Disons que la bénédiction de sa venue
sur Terre risque de s’apparenter à un chemin de croix de premier choix, à une
saison sudiste en enfer, à une ascension vers l’abjection, que les pitoyables
« premiers de cordée » macroniens coupent leur corde à la Hitchcock
et se la passent autour du cou, mon chou. Suicidaire, l’univers de Guédiguian
Robert ? Salutaire, en ce qu’il diagnostique une épidémie et laisse au spectateur
le désir de réinventer son utopie. Au miroir cette fois-ci pas si fantomatique
du cinéma, Sic Transit Gloria Mundi (re)dit la nécessité de se révolter,
de vouloir une autre vie, un autre pays, plus cléments (plus décents, nuancerait
Nanni Moretti), moins mortifères (moins totalitaires, préciserait Pier Paolo
Pasolini). Si ce monde immonde, guère glorieux, nous rend si malheureux, avec
notre placidité, avec notre complicité, si son cinéma ne nous/me va pas, mélasse
de crétinisme, d’auteurisme, de parisianisme, de bien-pensance à outrance, de
téléfilms à foison, cela ne signifie pas qu’il faut baisser les bras, baisser
la tête, détourner le regard, espérer plus tard, se crever à rêver à la gloire
de nos descendants, pour l’instant innocents, quoique. Comme le précieux compatriote
Pagnol, Guédiguian, cinéaste autonome (et capitaine d’une troupe impeccable),
ne sermonne (personne), fait des films, non des meetings, maltraite et magnifie une ville que j’aime, que je
malmène, que je crois en partie mienne, entité elle-même plurielle, infernal
paradis de nantis et de taudis, d’anonymes qui résistent, seuls ensemble.
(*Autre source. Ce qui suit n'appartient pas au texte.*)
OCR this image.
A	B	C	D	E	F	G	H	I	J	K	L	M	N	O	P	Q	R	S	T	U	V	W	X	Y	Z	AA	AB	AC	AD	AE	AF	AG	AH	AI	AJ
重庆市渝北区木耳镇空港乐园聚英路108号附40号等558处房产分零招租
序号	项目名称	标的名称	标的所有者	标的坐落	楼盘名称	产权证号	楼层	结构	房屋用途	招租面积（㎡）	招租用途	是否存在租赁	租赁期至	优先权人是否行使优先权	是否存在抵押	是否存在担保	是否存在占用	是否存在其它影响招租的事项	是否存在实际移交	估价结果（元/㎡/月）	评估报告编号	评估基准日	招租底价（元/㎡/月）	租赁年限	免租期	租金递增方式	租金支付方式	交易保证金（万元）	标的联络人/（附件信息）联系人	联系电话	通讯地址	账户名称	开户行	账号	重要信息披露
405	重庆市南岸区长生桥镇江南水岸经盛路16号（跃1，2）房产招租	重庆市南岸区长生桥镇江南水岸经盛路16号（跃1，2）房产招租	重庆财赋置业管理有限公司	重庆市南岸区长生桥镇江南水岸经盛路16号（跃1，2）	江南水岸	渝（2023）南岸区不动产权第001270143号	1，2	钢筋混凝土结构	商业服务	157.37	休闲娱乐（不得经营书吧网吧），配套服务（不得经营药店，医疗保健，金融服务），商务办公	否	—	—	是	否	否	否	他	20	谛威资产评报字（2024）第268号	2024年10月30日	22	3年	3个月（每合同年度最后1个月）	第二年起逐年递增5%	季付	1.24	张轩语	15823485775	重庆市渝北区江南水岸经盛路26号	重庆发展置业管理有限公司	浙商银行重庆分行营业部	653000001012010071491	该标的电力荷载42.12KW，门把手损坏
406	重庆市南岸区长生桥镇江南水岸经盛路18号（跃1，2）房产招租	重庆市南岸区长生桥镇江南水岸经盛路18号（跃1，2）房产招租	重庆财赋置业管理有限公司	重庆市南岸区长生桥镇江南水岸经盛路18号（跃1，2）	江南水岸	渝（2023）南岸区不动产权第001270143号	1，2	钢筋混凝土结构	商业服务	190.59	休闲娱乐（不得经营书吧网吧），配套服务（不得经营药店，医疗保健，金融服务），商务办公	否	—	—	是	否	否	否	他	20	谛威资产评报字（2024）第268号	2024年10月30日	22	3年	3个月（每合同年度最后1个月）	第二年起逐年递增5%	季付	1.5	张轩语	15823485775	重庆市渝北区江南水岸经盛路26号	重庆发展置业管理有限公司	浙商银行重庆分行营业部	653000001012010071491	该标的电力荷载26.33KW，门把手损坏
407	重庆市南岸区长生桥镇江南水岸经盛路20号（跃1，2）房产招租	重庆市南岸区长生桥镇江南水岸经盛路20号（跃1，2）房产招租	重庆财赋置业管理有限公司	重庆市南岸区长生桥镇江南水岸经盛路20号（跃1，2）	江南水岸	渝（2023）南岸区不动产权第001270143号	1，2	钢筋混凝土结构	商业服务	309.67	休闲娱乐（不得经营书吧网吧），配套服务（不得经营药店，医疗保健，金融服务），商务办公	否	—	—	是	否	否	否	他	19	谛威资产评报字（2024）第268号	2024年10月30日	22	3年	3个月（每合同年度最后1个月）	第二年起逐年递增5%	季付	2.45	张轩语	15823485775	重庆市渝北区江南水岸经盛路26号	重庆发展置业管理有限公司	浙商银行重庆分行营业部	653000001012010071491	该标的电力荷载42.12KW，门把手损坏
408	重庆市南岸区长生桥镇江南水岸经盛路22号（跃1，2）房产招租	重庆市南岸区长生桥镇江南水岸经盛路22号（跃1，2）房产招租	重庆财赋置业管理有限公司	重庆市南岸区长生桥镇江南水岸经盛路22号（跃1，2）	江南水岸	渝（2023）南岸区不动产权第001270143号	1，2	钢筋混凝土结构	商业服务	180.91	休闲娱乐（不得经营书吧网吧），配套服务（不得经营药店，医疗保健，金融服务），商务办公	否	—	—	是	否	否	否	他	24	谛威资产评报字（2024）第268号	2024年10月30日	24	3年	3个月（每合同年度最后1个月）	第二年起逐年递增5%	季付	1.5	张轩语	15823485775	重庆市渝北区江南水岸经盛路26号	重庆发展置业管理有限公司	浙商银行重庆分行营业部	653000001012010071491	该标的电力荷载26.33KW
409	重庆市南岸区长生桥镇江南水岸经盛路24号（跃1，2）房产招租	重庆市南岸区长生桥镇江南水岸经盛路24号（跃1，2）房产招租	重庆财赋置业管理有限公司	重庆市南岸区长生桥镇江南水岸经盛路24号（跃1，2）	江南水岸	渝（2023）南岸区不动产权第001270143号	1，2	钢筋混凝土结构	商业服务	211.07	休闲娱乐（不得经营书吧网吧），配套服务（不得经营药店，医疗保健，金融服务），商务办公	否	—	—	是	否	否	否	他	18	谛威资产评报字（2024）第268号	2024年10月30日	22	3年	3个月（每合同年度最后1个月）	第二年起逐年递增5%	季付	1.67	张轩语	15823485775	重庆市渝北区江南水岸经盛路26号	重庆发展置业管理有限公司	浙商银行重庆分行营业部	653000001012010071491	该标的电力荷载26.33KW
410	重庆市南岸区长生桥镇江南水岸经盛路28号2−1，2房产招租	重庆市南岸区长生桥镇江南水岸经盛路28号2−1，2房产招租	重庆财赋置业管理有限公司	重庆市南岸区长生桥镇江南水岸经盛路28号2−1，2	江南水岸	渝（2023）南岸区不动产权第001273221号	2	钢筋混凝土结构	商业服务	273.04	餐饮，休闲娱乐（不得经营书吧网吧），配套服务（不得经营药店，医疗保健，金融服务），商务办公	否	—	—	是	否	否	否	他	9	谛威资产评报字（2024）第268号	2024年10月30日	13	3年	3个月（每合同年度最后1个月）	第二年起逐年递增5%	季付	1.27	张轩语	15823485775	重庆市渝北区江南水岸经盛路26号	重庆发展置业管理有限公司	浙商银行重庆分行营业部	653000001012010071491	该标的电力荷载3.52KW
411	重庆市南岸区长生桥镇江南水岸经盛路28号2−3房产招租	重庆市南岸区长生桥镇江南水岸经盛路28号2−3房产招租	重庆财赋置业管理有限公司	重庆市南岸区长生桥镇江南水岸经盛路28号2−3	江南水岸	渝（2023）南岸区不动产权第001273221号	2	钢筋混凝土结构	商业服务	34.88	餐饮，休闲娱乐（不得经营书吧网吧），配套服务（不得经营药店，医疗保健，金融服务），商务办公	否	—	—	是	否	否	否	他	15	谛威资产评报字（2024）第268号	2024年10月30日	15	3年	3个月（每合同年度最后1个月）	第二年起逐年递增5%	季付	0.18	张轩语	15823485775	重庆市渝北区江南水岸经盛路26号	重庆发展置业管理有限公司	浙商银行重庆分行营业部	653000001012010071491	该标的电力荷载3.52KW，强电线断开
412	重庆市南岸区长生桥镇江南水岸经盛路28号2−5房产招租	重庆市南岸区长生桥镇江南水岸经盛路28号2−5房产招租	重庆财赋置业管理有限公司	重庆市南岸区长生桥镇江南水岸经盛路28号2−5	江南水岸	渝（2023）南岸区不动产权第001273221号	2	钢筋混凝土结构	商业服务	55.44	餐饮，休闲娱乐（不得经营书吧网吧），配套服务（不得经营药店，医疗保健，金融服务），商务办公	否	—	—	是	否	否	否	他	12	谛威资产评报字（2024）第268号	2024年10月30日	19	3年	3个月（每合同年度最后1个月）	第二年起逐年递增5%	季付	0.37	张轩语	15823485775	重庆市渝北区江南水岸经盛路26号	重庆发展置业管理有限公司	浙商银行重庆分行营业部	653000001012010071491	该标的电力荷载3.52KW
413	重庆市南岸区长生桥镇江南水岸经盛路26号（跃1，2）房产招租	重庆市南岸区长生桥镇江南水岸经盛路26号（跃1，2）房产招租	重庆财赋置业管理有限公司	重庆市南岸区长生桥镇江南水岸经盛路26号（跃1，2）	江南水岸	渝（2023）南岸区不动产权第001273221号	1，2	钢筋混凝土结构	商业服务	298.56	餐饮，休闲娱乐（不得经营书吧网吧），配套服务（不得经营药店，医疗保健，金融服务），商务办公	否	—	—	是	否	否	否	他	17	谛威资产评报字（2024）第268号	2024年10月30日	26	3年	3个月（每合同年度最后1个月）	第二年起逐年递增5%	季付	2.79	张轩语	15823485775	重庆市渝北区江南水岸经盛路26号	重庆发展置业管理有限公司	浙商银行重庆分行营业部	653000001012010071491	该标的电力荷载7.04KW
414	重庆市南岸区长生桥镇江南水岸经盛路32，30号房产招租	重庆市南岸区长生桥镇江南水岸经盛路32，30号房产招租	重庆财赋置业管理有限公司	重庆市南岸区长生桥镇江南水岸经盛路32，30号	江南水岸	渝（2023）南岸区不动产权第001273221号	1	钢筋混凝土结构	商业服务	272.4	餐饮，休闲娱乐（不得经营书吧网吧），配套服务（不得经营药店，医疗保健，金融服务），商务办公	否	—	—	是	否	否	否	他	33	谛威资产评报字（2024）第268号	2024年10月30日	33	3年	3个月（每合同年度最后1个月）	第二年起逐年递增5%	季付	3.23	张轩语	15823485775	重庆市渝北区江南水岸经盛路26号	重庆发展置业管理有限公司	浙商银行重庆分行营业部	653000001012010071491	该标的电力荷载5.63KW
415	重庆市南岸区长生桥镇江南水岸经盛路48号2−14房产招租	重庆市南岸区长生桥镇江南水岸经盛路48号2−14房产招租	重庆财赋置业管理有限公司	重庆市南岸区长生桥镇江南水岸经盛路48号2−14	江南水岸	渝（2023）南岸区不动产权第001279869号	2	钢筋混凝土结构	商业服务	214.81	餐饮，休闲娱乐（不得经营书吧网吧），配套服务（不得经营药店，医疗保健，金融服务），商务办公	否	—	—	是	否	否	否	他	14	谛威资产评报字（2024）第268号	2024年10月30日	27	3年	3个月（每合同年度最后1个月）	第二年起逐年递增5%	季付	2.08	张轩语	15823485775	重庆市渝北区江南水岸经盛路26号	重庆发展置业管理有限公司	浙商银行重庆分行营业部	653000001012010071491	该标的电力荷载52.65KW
Je le
redis, le cinéma apolitique n’existe pas, que ceci te plaise ou point, et
l’idéologie de la distraction – le ciné en simple (simpliste) divertissement
sonnant et trébuchant – m’intéresse autant que les discours du pénible
Président.
Quoi que tu penses des appels du 5
décembre (mobilisation des mêmes, again),
du feuilleton (fadasse) des gilets jaunes (jaunis ?), je te recommande,
entre deux courses à ton supermarché préféré, Noël approche, tout se vend, rien
ne s’offre, d’aller vite voir-découvrir Si Transit Gloria Mundi, film en
colère, film sincère, film lapidaire qui assombrit, éclaire, dont la violence
et l’urgence parviennent pourtant à prodiguer la caresse désarmante de rares
fondus enchaînés, d’un bain de soleil un brin désabusé sur une terrasse aux
allures de pont (de paquebot). À l’horizon, le château d’If frissonne, songe d’injustice,
illusion d’évasion, vague de vengeance. Perdus parmi d’innombrables mauvaises
bandes, parmi un « cauchemar climatisé » à la Henry Miller, cernés
d’insanités en série, perclus de peurs, oppressés jusqu’au cœur, il nous
demeure la possibilité d’agir, de nous réjouir, d’exercer la sensualité
stoïcienne de la « pensée de midi », amitiés à Camus, du cinéma et du
CV qu’elle suppose, vaccinés contre le morose. Que Gloria le sache ou pas
(« les enfants entendent », indeed),
Robert la glorifie, maintenant, ici, et son ouvrage de visages, de paysages,
s’envisage en naufrage, en déminage, en courage, en « partage », en
métrage majeur, adulte, rempli de froide fureur, de triviaux tumultes. La dérisoire
renommée trépasse, pas l’espérance, pas l’enfance, pas les puissances (du
« septième art », de nos histoires, de nos trajectoires), alors, en
solo, en chœur, « Haut les cœurs » et « Moteur » !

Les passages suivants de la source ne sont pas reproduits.